The mathematics of the last century worth of experiment design. This is about the classical framing, where you think about designing and running experiments and deciding if a thing is true or not, then go home. There are many elaborations and complications to this approach in the modern world. For example, we examine large numbers of hypothesese at once under multiple testing. It can be considered as part of model selection question, or maybe even made particulary nifty using sparse model selection. Porbably the most interesting family of tests are tests of conditional independence.
But first, let us examine the hoary old history of the small-scale version of this. Probably the least sexy thing in statistics and as such, usually taught by the least interesting professor in the department, or at least one who couldn’t find an interesting enough excuse to get out of it, which is a fair indication. Said professor will then teach it to you as if you were in turn the least interesting student in the school, and so it goes on.
Anyhow, it turns out there are an powerful tools within this idea. be elegant and powerful tool if you can move past block- and combinatorial design stamp collecting. Which few classes do, because it is the easiest way to fill in those long lecture hours. Even if they do move beyond that, they get caught up in a loooong discussion about what P-values mean and whether they prove things.
tl;dr classic statistical tests are linear models where your goal decide if a coefficient should be regarded as non-zero or not. Jonas Kristoffer Lindeløv’s explains this perspective: Common statistical tests are linear models.
Daniel Lakens asks Do You Really Want to Test a Hypothesis?:
The lecture “Do You Really Want to Test a Hypothesis?” aims to explain which question a hypothesis tests asks, and discusses when a hypothesis tests answers a question you are interested in. It is very easy to say what not to do, or to point out what is wrong with statistical tools. Statistical tools are very limited, even under ideal circumstances. It’s more difficult to say what you can do. If you follow my work, you know that this latter question is what I spend my time on. Instead of telling you optional stopping can’t be done because it is p-hacking, I explain how you can do it correctly through sequential analysis.
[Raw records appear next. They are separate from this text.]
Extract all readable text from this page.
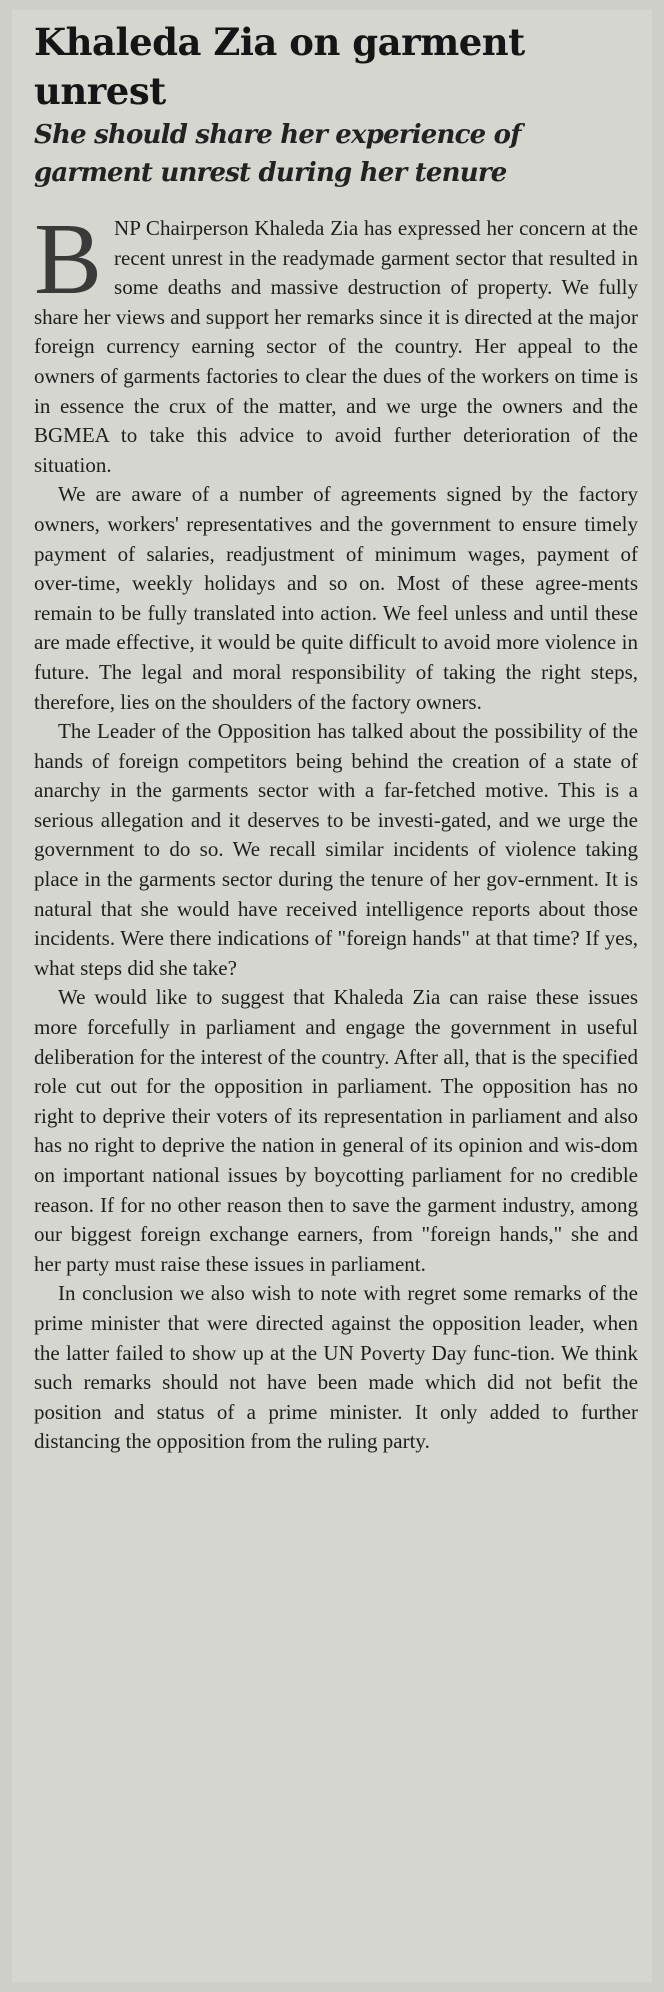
Khaleda Zia on garment unrest
She should share her experience of garment unrest during her tenure

BNP Chairperson Khaleda Zia has expressed her concern at the recent unrest in the readymade garment sector that resulted in some deaths and massive destruction of property. We fully share her views and support her remarks since it is directed at the major foreign currency earning sector of the country. Her appeal to the owners of garments factories to clear the dues of the workers on time is in essence the crux of the matter, and we urge the owners and the BGMEA to take this advice to avoid further deterioration of the situation.

We are aware of a number of agreements signed by the factory owners, workers' representatives and the government to ensure timely payment of salaries, readjustment of minimum wages, payment of over-time, weekly holidays and so on. Most of these agree-ments remain to be fully translated into action. We feel unless and until these are made effective, it would be quite difficult to avoid more violence in future. The legal and moral responsibility of taking the right steps, therefore, lies on the shoulders of the factory owners.

The Leader of the Opposition has talked about the possibility of the hands of foreign competitors being behind the creation of a state of anarchy in the garments sector with a far-fetched motive. This is a serious allegation and it deserves to be investi-gated, and we urge the government to do so. We recall similar incidents of violence taking place in the garments sector during the tenure of her gov-ernment. It is natural that she would have received intelligence reports about those incidents. Were there indications of "foreign hands" at that time? If yes, what steps did she take?

We would like to suggest that Khaleda Zia can raise these issues more forcefully in parliament and engage the government in useful deliberation for the interest of the country. After all, that is the specified role cut out for the opposition in parliament. The opposition has no right to deprive their voters of its representation in parliament and also has no right to deprive the nation in general of its opinion and wis-dom on important national issues by boycotting parliament for no credible reason. If for no other reason then to save the garment industry, among our biggest foreign exchange earners, from "foreign hands," she and her party must raise these issues in parliament.

In conclusion we also wish to note with regret some remarks of the prime minister that were directed against the opposition leader, when the latter failed to show up at the UN Poverty Day func-tion. We think such remarks should not have been made which did not befit the position and status of a prime minister. It only added to further distancing the opposition from the ruling party.
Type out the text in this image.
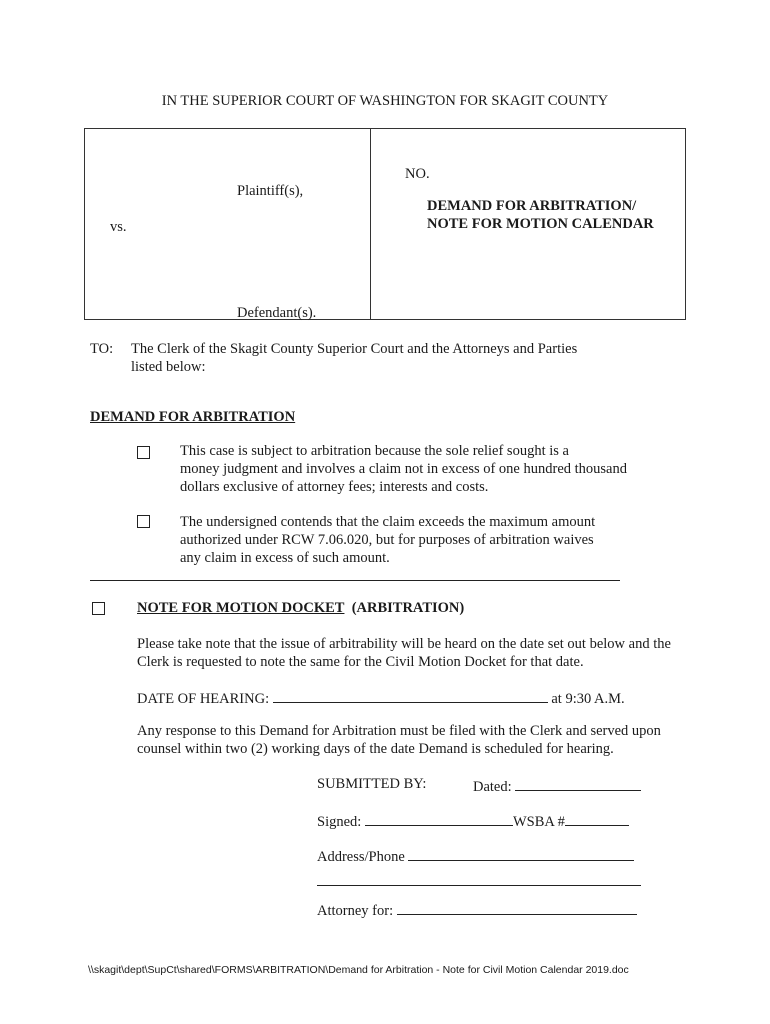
IN THE SUPERIOR COURT OF WASHINGTON FOR SKAGIT COUNTY
Plaintiff(s),
vs.
Defendant(s).
NO.
DEMAND FOR ARBITRATION/
NOTE FOR MOTION CALENDAR
TO: The Clerk of the Skagit County Superior Court and the Attorneys and Parties
listed below:
DEMAND FOR ARBITRATION
This case is subject to arbitration because the sole relief sought is a
money judgment and involves a claim not in excess of one hundred thousand
dollars exclusive of attorney fees; interests and costs.
The undersigned contends that the claim exceeds the maximum amount
authorized under RCW 7.06.020, but for purposes of arbitration waives
any claim in excess of such amount.
NOTE FOR MOTION DOCKET (ARBITRATION)
Please take note that the issue of arbitrability will be heard on the date set out below and the
Clerk is requested to note the same for the Civil Motion Docket for that date.
DATE OF HEARING:	at 9:30 A.M.
Any response to this Demand for Arbitration must be filed with the Clerk and served upon
counsel within two (2) working days of the date Demand is scheduled for hearing.
SUBMITTED BY:	Dated:
Signed:	WSBA #
Address/Phone
Attorney for:
\\skagit\dept\SupCt\shared\FORMS\ARBITRATION\Demand for Arbitration - Note for Civil Motion Calendar 2019.doc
Instead of telling you it is wrong to conclude the absence of an effect from p > 0.05, I explain how to use equivalence testing. Instead of telling you p-values are the devil, I explain how they answer a question you might be interested in when used well. Instead of saying preregistration is redundant, I explain from which philosophy of science preregistration has value. And instead of saying we should abandon hypothesis tests, I try to explain in this video how to use them wisely. This is all part of my ongoing #JustifyEverything educational tour. I think it is a reasonable expectation that researchers should be able to answer at least a simple ‘why’ question if you ask why they use a specific tool, or use a tool in a specific manner.
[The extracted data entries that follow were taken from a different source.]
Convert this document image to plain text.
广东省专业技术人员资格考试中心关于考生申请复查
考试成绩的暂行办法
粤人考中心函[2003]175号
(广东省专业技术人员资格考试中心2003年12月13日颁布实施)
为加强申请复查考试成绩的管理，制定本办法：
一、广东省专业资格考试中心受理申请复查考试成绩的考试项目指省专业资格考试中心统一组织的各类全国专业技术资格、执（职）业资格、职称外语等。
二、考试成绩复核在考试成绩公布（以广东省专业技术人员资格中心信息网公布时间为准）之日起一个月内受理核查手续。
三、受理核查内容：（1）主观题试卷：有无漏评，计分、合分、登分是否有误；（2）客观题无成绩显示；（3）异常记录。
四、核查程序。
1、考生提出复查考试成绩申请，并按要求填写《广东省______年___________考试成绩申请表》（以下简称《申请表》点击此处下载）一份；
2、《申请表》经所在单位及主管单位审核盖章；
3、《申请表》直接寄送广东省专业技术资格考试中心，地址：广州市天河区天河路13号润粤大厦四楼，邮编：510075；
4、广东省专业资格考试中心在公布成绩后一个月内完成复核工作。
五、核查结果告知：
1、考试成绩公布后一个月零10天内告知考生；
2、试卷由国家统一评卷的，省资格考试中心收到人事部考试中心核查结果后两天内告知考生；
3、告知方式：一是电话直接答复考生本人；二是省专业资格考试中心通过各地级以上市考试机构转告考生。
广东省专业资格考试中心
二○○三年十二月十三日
Lucile Lu, Robert Chang and Dmitriy Ryaboy of Twitter have a practical guide to risky testing at scale: Power, minimal detectable effect, and bucket size estimation in A/B tests
(side note: the proportional odds model generalises K-W/WMW. Huh.)
- Multiplicitous – Put A Number On It!
- Experiment power calculator tells you how many data points you need to have and thus whether it is likely you can (dis)prove the thing with the budget you have.
Everything so far has been in a frequentist framing. The entire question of what hypothesist testing is much more likely to be be vacuous in Bayesian settings (although Bayes model selection is a thing). See also Thomas Lumley on a Bayesian t-test which ends up being a kind of bootstrap in an elegant way.
I cannot decide if tea-lang is a passive-aggressive joke or not. It is a compiler for statistical tests.
Tea is a domain specific programming language that automates statistical test selection and execution… Users provide 5 pieces of information:
- the dataset of interest,
- the variables in the dataset they want to analyze,
- the study design (e.g., independent, dependent variables),
- the assumptions they make about the data based on domain knowledge(e.g., a variable is normally distributed), and
- a hypothesis.
Tea then “compiles” these into logical constraints to select valid statistical tests. Tests are considered valid if and only if all the assumptions they make about the data (e.g., normal distribution, equal variance between groups, etc.) hold. Tea then finally executes the valid tests.